Un tel ordre des choses n’est pas naturel en français :

Mme X, *Ministère de l’Éducation, Comité d’évaluation, dit que…

On privilégie en français l’ordre allant du particulier au général, c’est-à-dire :

Mme X, Comité d’évaluation, Ministère de l’Éducation, dit que…

Mais en réalité, même cette façon de présenter les choses n’est pas idéale, d’une part parce que l’usage de l’apposition n’est de loin pas aussi répandu en français qu’il l’est en anglais (en particulier dans le corps d’un texte) et d’autre part parce qu’une telle présentation soulève des questions propres au français relatives à l’emploi de la majuscule. (L’anglais étant atteint de majusculite aiguë, il ne souffre pas de ce genre de problème.)

On préférera donc écrire les choses de façon plus claire et moins abrupte, en évitant le caractère brutal et froid de l’apposition et en explicitant les liens d’appartenance avec la préposition de :

Mme X, du comité d’évaluation du ministère de l’Éducation, dit que…

On notera que cette explicitation des liens sous une forme syntaxique explicite oblige à respecter les usages concernant l’emploi de la majuscule dans le corps du texte. (Pour les ministères, au Canada du moins, l’usage est de mettre la minuscule à ministère et la majuscule au substantif définissant le portefeuille. Pour le comité d’évaluation, j’ai supposé qu’il s’agissait d’un comité interne dont le nom n’était pas officiel et ne prenait pas de majuscule. L’usage pourra bien entendu varier selon le contexte.)

Les mêmes remarques sur l’apposition s’appliquent à toutes sortes de contextes et pas seulement celui des positions des personnes dans des hiérarchies. Par exemple, dans le domaine informatique, on rencontrera en anglais une tournure comme :

This site uses DSpace, Version 1.2.3.

Là encore, l’anglais va du général au particulier et utilise l’apposition.
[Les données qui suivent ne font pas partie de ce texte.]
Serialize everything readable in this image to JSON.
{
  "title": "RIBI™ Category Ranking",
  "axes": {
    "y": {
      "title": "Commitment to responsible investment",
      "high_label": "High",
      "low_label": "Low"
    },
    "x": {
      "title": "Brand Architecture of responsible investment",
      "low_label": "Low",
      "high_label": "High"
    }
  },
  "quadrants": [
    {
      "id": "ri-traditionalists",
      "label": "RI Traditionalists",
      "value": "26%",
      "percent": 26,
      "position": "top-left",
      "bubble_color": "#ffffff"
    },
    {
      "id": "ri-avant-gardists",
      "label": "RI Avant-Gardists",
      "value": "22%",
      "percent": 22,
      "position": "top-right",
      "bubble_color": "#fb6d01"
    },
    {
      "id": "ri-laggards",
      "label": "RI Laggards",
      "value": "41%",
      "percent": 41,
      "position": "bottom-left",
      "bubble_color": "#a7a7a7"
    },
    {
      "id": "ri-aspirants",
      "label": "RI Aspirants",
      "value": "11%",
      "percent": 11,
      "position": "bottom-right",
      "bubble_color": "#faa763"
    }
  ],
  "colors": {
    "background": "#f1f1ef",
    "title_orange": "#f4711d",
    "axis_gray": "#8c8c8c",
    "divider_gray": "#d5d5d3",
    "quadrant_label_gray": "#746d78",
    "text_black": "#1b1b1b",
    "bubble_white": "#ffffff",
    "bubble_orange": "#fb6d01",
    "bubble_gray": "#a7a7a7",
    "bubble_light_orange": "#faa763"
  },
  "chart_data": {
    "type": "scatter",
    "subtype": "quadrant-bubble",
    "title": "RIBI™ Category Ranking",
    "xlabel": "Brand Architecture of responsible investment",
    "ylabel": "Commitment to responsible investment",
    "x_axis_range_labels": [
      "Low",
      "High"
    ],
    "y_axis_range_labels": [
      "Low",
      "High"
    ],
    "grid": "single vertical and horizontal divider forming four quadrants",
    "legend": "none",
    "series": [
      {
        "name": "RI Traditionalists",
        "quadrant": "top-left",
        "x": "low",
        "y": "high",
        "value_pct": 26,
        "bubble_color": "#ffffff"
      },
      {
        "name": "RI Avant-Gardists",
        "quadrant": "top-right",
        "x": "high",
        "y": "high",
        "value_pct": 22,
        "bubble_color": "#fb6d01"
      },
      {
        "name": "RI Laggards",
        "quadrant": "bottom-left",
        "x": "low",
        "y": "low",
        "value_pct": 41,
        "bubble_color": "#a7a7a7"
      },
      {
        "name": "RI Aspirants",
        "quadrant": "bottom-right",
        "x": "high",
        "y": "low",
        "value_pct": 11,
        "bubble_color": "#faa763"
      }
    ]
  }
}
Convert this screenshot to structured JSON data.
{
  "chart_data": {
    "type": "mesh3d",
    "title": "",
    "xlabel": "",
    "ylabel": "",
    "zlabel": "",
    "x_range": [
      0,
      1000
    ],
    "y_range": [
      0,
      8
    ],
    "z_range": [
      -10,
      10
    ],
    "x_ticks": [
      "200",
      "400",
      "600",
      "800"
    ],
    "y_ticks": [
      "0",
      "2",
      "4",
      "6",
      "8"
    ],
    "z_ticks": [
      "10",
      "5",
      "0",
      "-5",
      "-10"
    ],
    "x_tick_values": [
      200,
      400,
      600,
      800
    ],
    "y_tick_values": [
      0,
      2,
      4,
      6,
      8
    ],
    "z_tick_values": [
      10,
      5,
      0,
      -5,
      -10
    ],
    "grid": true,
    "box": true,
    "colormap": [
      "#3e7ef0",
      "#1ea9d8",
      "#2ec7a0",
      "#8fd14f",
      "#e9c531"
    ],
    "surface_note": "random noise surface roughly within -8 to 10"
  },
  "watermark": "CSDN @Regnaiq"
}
En français, on pourrait être tenté d’écrire quelque chose comme :

Ce site utilise *DSpace, version 1.2.3.

Mais une telle présentation n’est pas naturelle en français, où l’on préférera l’ordre inverse et l’explicitation des liens :

Ce site utilise la version 1.2.3 de DSpace.

Il convient donc de se méfier des appositions en français et d’éviter d’en user à tour de bras, comme l’anglais le fait semble-t-il si naturellement, et aussi de respecter l’ordre hiérarchique plus naturel en français allant du particulier au général.